The House Fly: More Than Just a Household Annoyance

As homeowners open doors and windows to welcome fresh air for the summer, they're also rolling out the red carpet for a commonly known pest- the house fly. Although house flies are a familiar disturbance, they are also a major carrier of communicable diseases. Homeowners should take proper precautions to prevent these tiny pests from becoming health burdens.

House flies do not bite, but are capable of transferring more than 100 pathogens, including malaria, salmonella and tuberculosis. They contaminate food and surfaces by spreading disease organisms picked up on the silla on their bodies and through their saliva that is used to break down foods.
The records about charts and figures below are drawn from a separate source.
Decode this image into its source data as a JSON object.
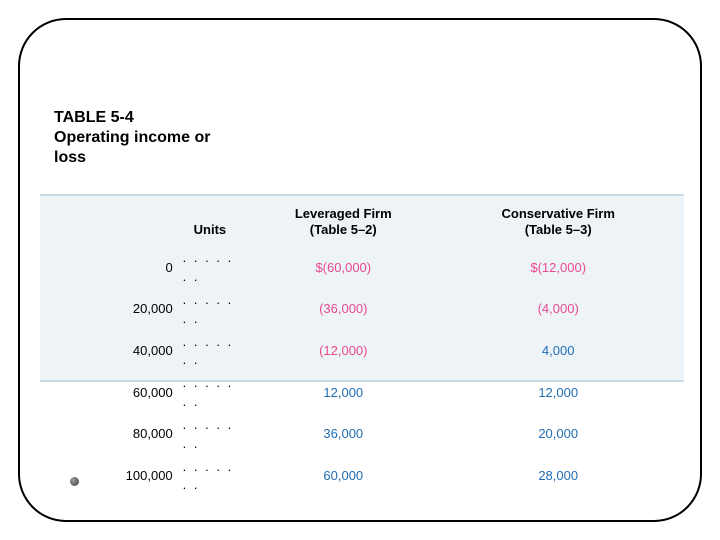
{
  "title": {
    "line1": "TABLE 5-4",
    "line2": "Operating income or",
    "line3": "loss"
  },
  "table": {
    "background_color": "#edf3f7",
    "border_color": "#cddbe4",
    "neg_color": "#e94b8a",
    "pos_color": "#1f6db5",
    "header_color": "#000000",
    "font_size_header": 13,
    "font_size_body": 13,
    "columns": {
      "units": "Units",
      "leveraged_line1": "Leveraged Firm",
      "leveraged_line2": "(Table 5–2)",
      "conservative_line1": "Conservative Firm",
      "conservative_line2": "(Table 5–3)"
    },
    "rows": [
      {
        "units": "0",
        "dots": ". . . . . . .",
        "lev": "$(60,000)",
        "lev_neg": true,
        "con": "$(12,000)",
        "con_neg": true
      },
      {
        "units": "20,000",
        "dots": ". . . . . . .",
        "lev": "(36,000)",
        "lev_neg": true,
        "con": "(4,000)",
        "con_neg": true
      },
      {
        "units": "40,000",
        "dots": ". . . . . . .",
        "lev": "(12,000)",
        "lev_neg": true,
        "con": "4,000",
        "con_neg": false
      },
      {
        "units": "60,000",
        "dots": ". . . . . . .",
        "lev": "12,000",
        "lev_neg": false,
        "con": "12,000",
        "con_neg": false
      },
      {
        "units": "80,000",
        "dots": ". . . . . . .",
        "lev": "36,000",
        "lev_neg": false,
        "con": "20,000",
        "con_neg": false
      },
      {
        "units": "100,000",
        "dots": ". . . . . . .",
        "lev": "60,000",
        "lev_neg": false,
        "con": "28,000",
        "con_neg": false
      }
    ]
  }
}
They also defecate constantly. 

House flies are widespread due to their ability to procreate quickly and in large quantities. While they have been known to move 20 miles from where they were hatched, they typically stay within a mile of their birthplace. Prominent in rural environments due to their attraction to manure and other organic matter, house flies can also be found in other areas of filth including garbage and sewage.

Follow these tips to help prevent a house fly infestation:

  • Keep kitchen trash in sealed containers and the receptacles as clean as possible.
  • Dispose of waste regularly and keep away from your home.
  • Eliminate sources of excessive moisture.
  • Keep counters and surfaces clean.
  • Keep doors, windows and vents closed when possible.
  • Properly screen windows and seal potential entryways, repairing any rips or tears in screens.
  • If you have dogs, horses or other animals near the home, remove feces from the yard and surrounding areas.

If you suspect or discover a house fly infestation on your property, contact a licensed pest control professional to properly assess the situation and develop a plan of action.